To go from the general to the specific, the Trump campaign has been showing strong signs of all these phenomena. Trump has nearly always been behind in the polls, and the gap between the two candidates is getting worse. Not only that, but the state polls in swing or target states are getting worse for Trump as well. As I said before, this doesn’t mean it couldn’t change for the better, because this election is nothing if not strange. But beginning last summer I observed that Trump’s chances of winning were not just poor, but very poor, and that he was the GOP candidate least likely to beat Hillary rather than most likely.
Trump supporters have always disagreed vociferously with that assessment. It’s unprovable who is correct, because we don’t have an alternate history in which to test out all the other candidates. When I point to polls, they debunk them. But debunking polls—although that sometimes turns out to be correct—is to ignore the fact that the polls usually predict elections fairly accurately.
Another thing Trump supporters often say is something on this order: well, you were wrong about Trump being the nominee, and you’re wrong now. Although that was indeed true of a lot of people, I wrote about a year ago, in August of 2015, that I took his candidacy very seriously and that I saw him as having a very real chance of winning, a prospect that alarmed me in part because I thought he would lose the general. So my fear, nearly from the start, was that he did have a good chance of winning the nomination and also a very good chance of losing the election.
That last fact is something a great many Trump supporters have ignored, which is that one of the objections a lot of people on the right had to Trump is that they thought (and still think) he would be a weak candidate in that he was unlikely to win the general election.

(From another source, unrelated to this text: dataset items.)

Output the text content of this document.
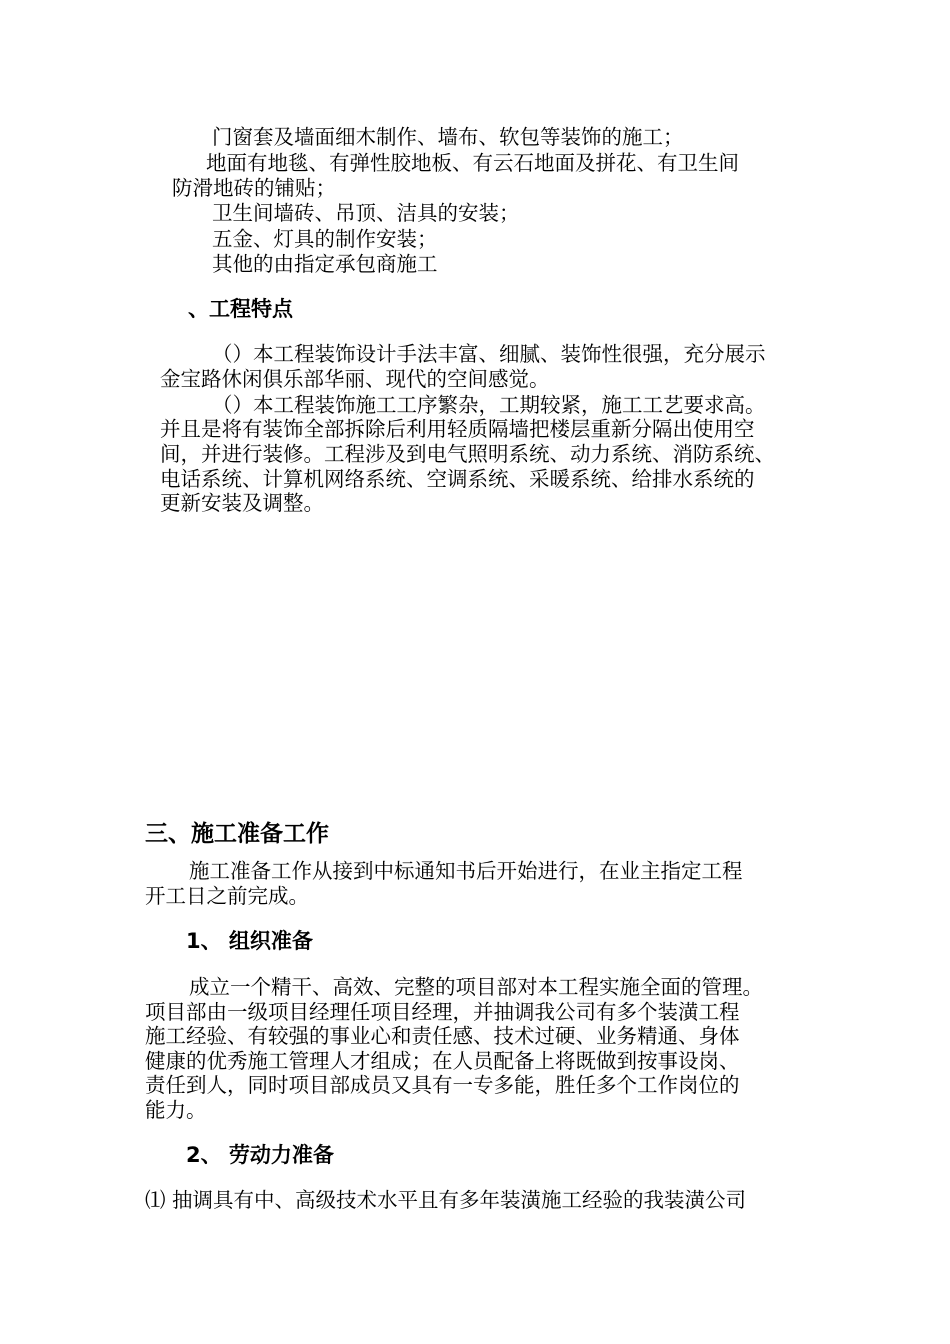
门窗套及墙面细木制作、墙布、软包等装饰的施工；
地面有地毯、有弹性胶地板、有云石地面及拼花、有卫生间
防滑地砖的铺贴；
卫生间墙砖、吊顶、洁具的安装；
五金、灯具的制作安装；
其他的由指定承包商施工
、工程特点
（）本工程装饰设计手法丰富、细腻、装饰性很强，充分展示
金宝路休闲俱乐部华丽、现代的空间感觉。
（）本工程装饰施工工序繁杂，工期较紧，施工工艺要求高。
并且是将有装饰全部拆除后利用轻质隔墙把楼层重新分隔出使用空
间，并进行装修。工程涉及到电气照明系统、动力系统、消防系统、
电话系统、计算机网络系统、空调系统、采暖系统、给排水系统的
更新安装及调整。
三、施工准备工作
施工准备工作从接到中标通知书后开始进行，在业主指定工程
开工日之前完成。
1、 组织准备
成立一个精干、高效、完整的项目部对本工程实施全面的管理。
项目部由一级项目经理任项目经理，并抽调我公司有多个装潢工程
施工经验、有较强的事业心和责任感、技术过硬、业务精通、身体
健康的优秀施工管理人才组成；在人员配备上将既做到按事设岗、
责任到人，同时项目部成员又具有一专多能，胜任多个工作岗位的
能力。
2、 劳动力准备
⑴ 抽调具有中、高级技术水平且有多年装潢施工经验的我装潢公司
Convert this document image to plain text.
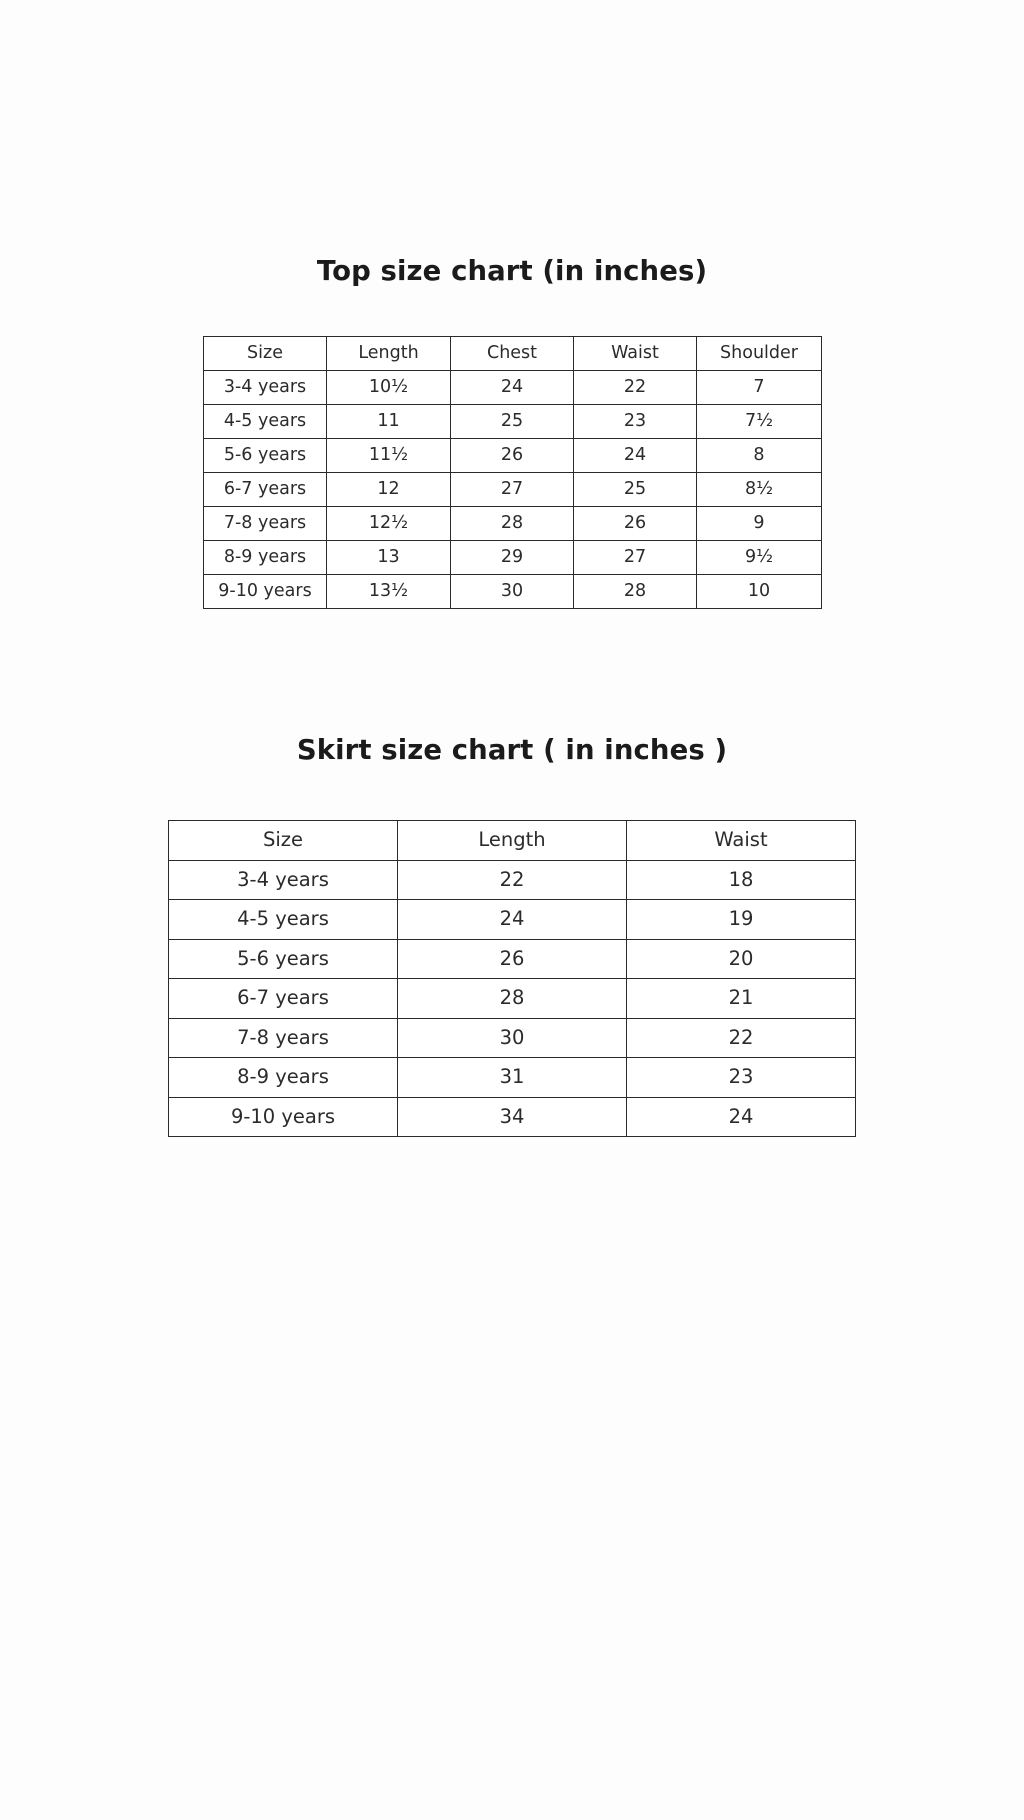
Top size chart (in inches)
Size	Length	Chest	Waist	Shoulder
3-4 years	10½	24	22	7
4-5 years	11	25	23	7½
5-6 years	11½	26	24	8
6-7 years	12	27	25	8½
7-8 years	12½	28	26	9
8-9 years	13	29	27	9½
9-10 years	13½	30	28	10
Skirt size chart ( in inches )
Size	Length	Waist
3-4 years	22	18
4-5 years	24	19
5-6 years	26	20
6-7 years	28	21
7-8 years	30	22
8-9 years	31	23
9-10 years	34	24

An extremely vulnerable opponent—Hillary Clinton—gave the right a golden opportunity to defeat her, and the Republican primary process appears to have led the party straight to the election of Hillary Clinton.
If no tremendous August, September, October, or early November Surprise occurs, I don’t think there’s any amount of anti-poll pep talk or rallying the GOP troops that can change that sad reality.
Sorry to be such a downer.
[NOTE: * One of the campaigns often cited by people on the right is Reagan in 1980. The claim is that Reagan was losing till the very last weeks, when he overcame Carter. If true, that would be unusual. But actually, it’s not even true—see this. Reagan had been ahead for a long time, and he merely widened his lead.]